Now, the action sequences. Sure to be a life-saver in a Ringo Lam film, yes? Well, for the first two thirds, they are indeed hard-hitting, but you’ve seen all of the juiciest bits of action in the trailer. While I admit they do follow Lam’s trademark ferocity at times, they are a merely used as placeholders to break the tediousness from time to time. And there’s that concern of excessive, poorly-rendered CGI in Chinese cinema that doesn’t involve Hollywood talent. Lam’s previous Wild City had bad CGI too, but it was used much sparingly in lieu of character-driven and practical action set pieces that work very efficiently for the most part. Here, Lam drowns himself in a sea of ugly CGI which completely engulfs the film’s destructive climax, leaving this reviewer slack-jawed at how utterly awful this thing had become. I’m dead serious, the ending of this film, involving the demolition of a skyscraper, completely killed whatever goodwill the film had left; there was an awkward, dead silence in the packed theater hall as the credits start to roll; the very last shot before that combines the endings of Crouching Tiger, Hidden Dragon and Man of Steel in an horrendous CGI mess that left everyone absolutely bewildered.

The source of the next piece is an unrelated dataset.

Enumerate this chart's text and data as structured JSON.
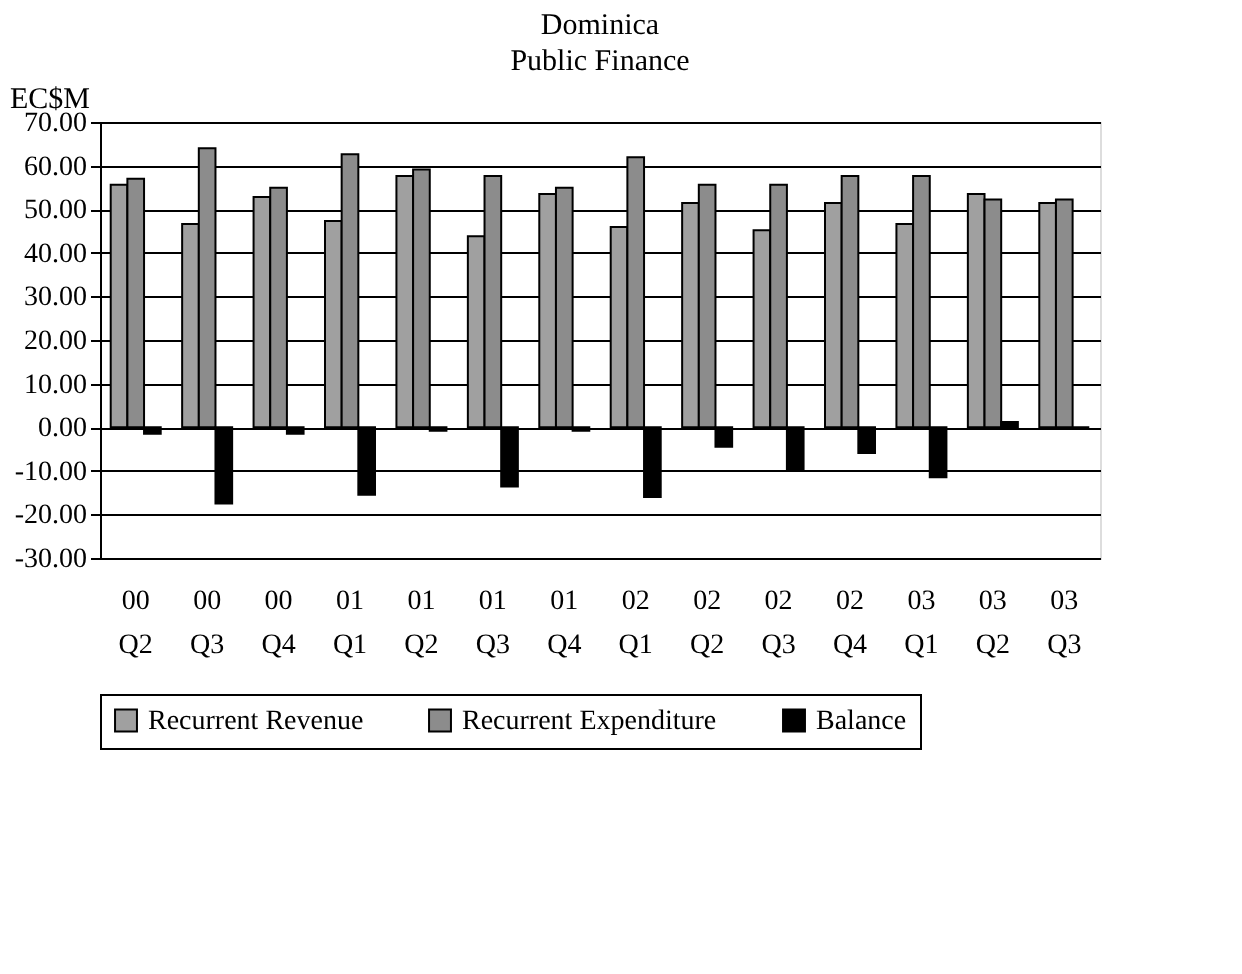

Coming from an avid action film junkie who wanted this film to succeed mostly… I cannot believe what I just saw. This isn’t just a massive disappointment; this is a gutshot. It’s a disgrace to Lam’s …on Fire series and it’s a big red mark on what previously was a sturdy career of tough, no-nonsense action neo-noirs, which are his specialty. Seeing him here, writing and directing a wildly stupid techno-thriller, is like seeing a try-hard old man desperately trying to fit into the in-crowd of today. It’s not just frustrating, it’s depressing.